Sie muss von Anfang an, also vom Konzept bis hin zur Umsetzung und Wartung, systematisch in digitale Produkte und Services integriert werden. Dies schafft nicht nur Mehrwert für Menschen mit Behinderungen, sondern steigert auch das Ansehen und die Vertrauenswürdigkeit von Unternehmen und Organisationen. In der Praxis bedeutet das, Arbeitsprozesse anzupassen, barrierefreie Standards wie die Web Content Accessibility Guidelines (WCAG) konsequent umzusetzen und digitales Design sowie Entwicklung barrierefrei zu gestalten. Zudem erfordert es ein Bewusstsein unter Entscheidungsträgern, Entwicklerteams und allen Beteiligten, dass Barrierefreiheit eine fundamentale Voraussetzung für eine inklusive und nachhaltige digitale Gesellschaft ist. Fazit: Der Digital Trust Index 2025 offenbart eine ernste und dringliche Lücke in der digitalen Barrierefreiheit Europas.

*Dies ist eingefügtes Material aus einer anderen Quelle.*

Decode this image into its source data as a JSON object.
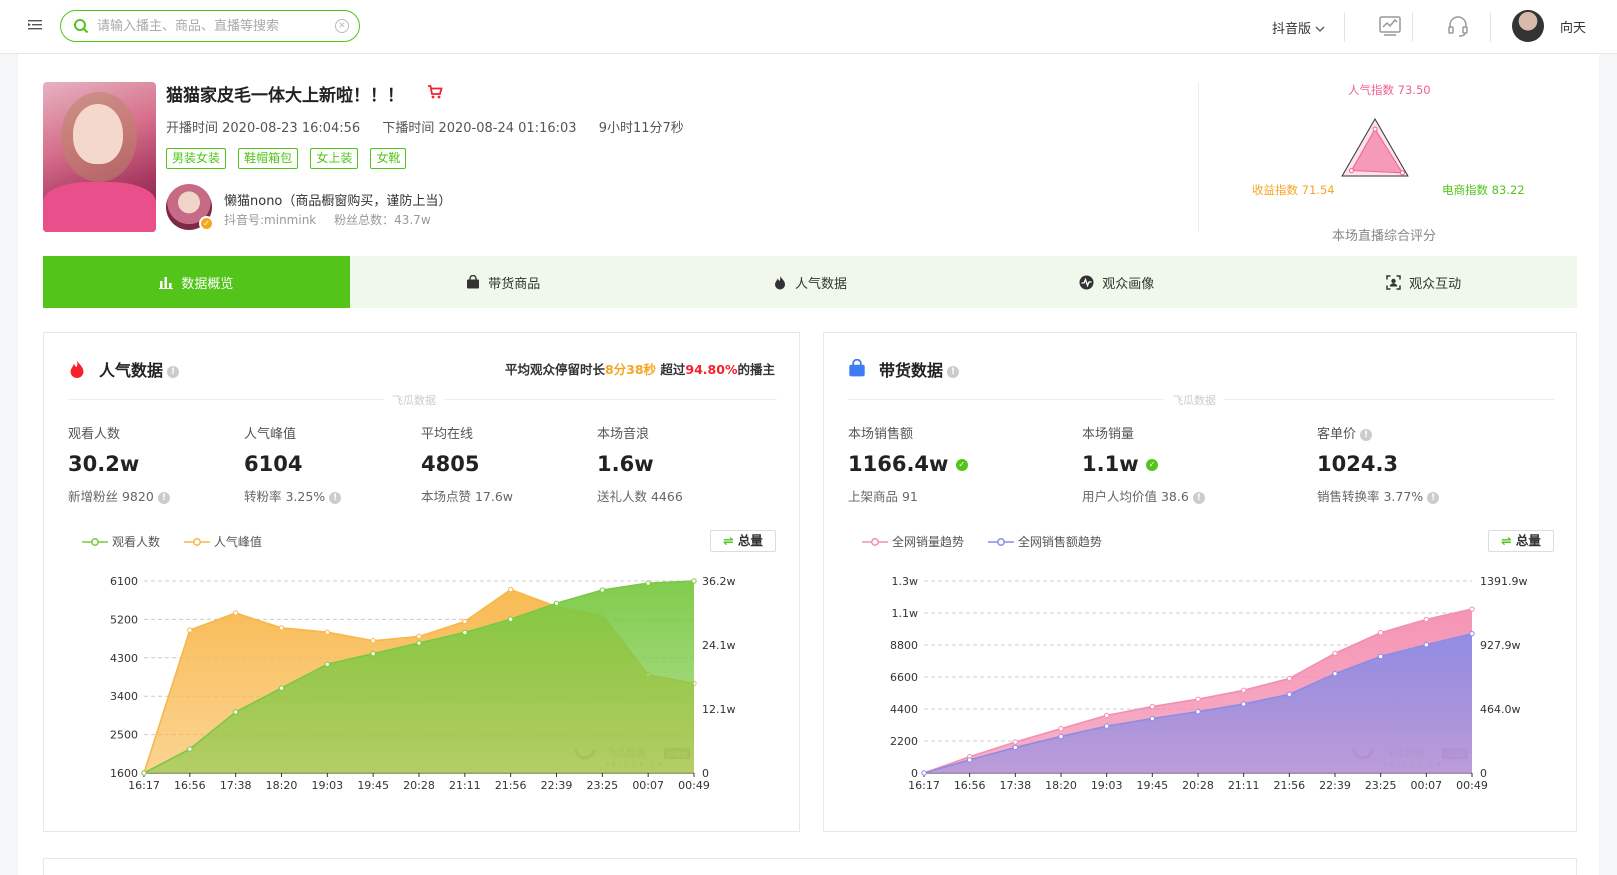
{
  "topbar": {
    "search_placeholder": "请输入播主、商品、直播等搜索",
    "version": "抖音版",
    "user_name": "向天"
  },
  "live": {
    "title": "猫猫家皮毛一体大上新啦！！！",
    "start_time": "开播时间 2020-08-23 16:04:56",
    "end_time": "下播时间 2020-08-24 01:16:03",
    "duration": "9小时11分7秒",
    "tags": [
      "男装女装",
      "鞋帽箱包",
      "女上装",
      "女靴"
    ],
    "anchor_name": "懒猫nono（商品橱窗购买，谨防上当）",
    "anchor_id": "抖音号:minmink",
    "fans": "粉丝总数：43.7w"
  },
  "score": {
    "popularity": "人气指数 73.50",
    "income": "收益指数 71.54",
    "ecommerce": "电商指数 83.22",
    "caption": "本场直播综合评分",
    "popularity_value": 73.5,
    "income_value": 71.54,
    "ecommerce_value": 83.22
  },
  "tabs": [
    "数据概览",
    "带货商品",
    "人气数据",
    "观众画像",
    "观众互动"
  ],
  "pop_panel": {
    "title": "人气数据",
    "stay_prefix": "平均观众停留时长",
    "stay_time": "8分38秒",
    "stay_mid": " 超过",
    "stay_pct": "94.80%",
    "stay_suffix": "的播主",
    "watermark": "飞瓜数据",
    "metrics": [
      {
        "label": "观看人数",
        "value": "30.2w",
        "sub": "新增粉丝 9820"
      },
      {
        "label": "人气峰值",
        "value": "6104",
        "sub": "转粉率 3.25%"
      },
      {
        "label": "平均在线",
        "value": "4805",
        "sub": "本场点赞 17.6w"
      },
      {
        "label": "本场音浪",
        "value": "1.6w",
        "sub": "送礼人数 4466"
      }
    ],
    "legend": [
      "观看人数",
      "人气峰值"
    ],
    "total_btn": "总量",
    "colors": {
      "viewers": "#7ac943",
      "peak": "#f8b74a"
    }
  },
  "sales_panel": {
    "title": "带货数据",
    "watermark": "飞瓜数据",
    "metrics": [
      {
        "label": "本场销售额",
        "value": "1166.4w",
        "sub": "上架商品 91"
      },
      {
        "label": "本场销量",
        "value": "1.1w",
        "sub": "用户人均价值 38.6"
      },
      {
        "label": "客单价",
        "value": "1024.3",
        "sub": "销售转换率 3.77%"
      }
    ],
    "legend": [
      "全网销量趋势",
      "全网销售额趋势"
    ],
    "total_btn": "总量",
    "colors": {
      "volume": "#f48fb1",
      "amount": "#8c8ce6"
    }
  },
  "chart_data": [
    {
      "type": "area",
      "x": [
        "16:17",
        "16:56",
        "17:38",
        "18:20",
        "19:03",
        "19:45",
        "20:28",
        "21:11",
        "21:56",
        "22:39",
        "23:25",
        "00:07",
        "00:49"
      ],
      "y_left_ticks": [
        "1600",
        "2500",
        "3400",
        "4300",
        "5200",
        "6100"
      ],
      "y_right_ticks": [
        "0",
        "12.1w",
        "24.1w",
        "36.2w"
      ],
      "ylim_left": [
        1600,
        6100
      ],
      "ylim_right": [
        0,
        36.2
      ],
      "series": [
        {
          "name": "观看人数",
          "axis": "right",
          "values": [
            0,
            4.5,
            11.5,
            16,
            20.5,
            22.5,
            24.5,
            26.5,
            29,
            32,
            34.5,
            35.8,
            36.2
          ]
        },
        {
          "name": "人气峰值",
          "axis": "left",
          "values": [
            1600,
            4950,
            5350,
            5000,
            4900,
            4700,
            4800,
            5150,
            5900,
            5500,
            5300,
            3900,
            3700
          ]
        }
      ],
      "watermark": "飞瓜数据",
      "watermark_sub": "FEIGUA.CN",
      "watermark_badge": "抖音版"
    },
    {
      "type": "area",
      "x": [
        "16:17",
        "16:56",
        "17:38",
        "18:20",
        "19:03",
        "19:45",
        "20:28",
        "21:11",
        "21:56",
        "22:39",
        "23:25",
        "00:07",
        "00:49"
      ],
      "y_left_ticks": [
        "0",
        "2200",
        "4400",
        "6600",
        "8800",
        "1.1w",
        "1.3w"
      ],
      "y_right_ticks": [
        "0",
        "464.0w",
        "927.9w",
        "1391.9w"
      ],
      "ylim_left": [
        0,
        13000
      ],
      "ylim_right": [
        0,
        1391.9
      ],
      "series": [
        {
          "name": "全网销量趋势",
          "axis": "left",
          "values": [
            0,
            1100,
            2100,
            3000,
            3900,
            4500,
            5000,
            5600,
            6400,
            8100,
            9500,
            10400,
            11100
          ]
        },
        {
          "name": "全网销售额趋势",
          "axis": "right",
          "values": [
            0,
            95,
            185,
            265,
            340,
            395,
            445,
            500,
            570,
            720,
            845,
            930,
            1010
          ]
        }
      ],
      "watermark": "飞瓜数据",
      "watermark_sub": "FEIGUA.CN",
      "watermark_badge": "抖音版"
    }
  ]
}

Trotz minimaler Fortschritte zeigt sich, dass ein umfassender Wandel unabdingbar ist, um alle Menschen gleichberechtigt am digitalen Leben teilhaben zu lassen und die Anforderungen der nahenden Gesetzgebung zu erfüllen. Unternehmen, Verwaltungen und alle digitalen Dienstleister sind in der Pflicht, Barrierefreiheit nicht als Compliance-Aufgabe, sondern als Chance für Innovation, Reichweite und Nutzerzufriedenheit zu begreifen. Die kommenden Monate bis zur Gültigkeit des Europäischen Barrierefreiheitsgesetzes bieten die Gelegenheit, unnötige Barrieren zu beseitigen und digitale Produkte auf ein neues Qualitätsniveau zu heben. Werden diese Chancen genutzt, steht einer vertrauensvollen und inklusiven digitalen Zukunft nichts im Wege.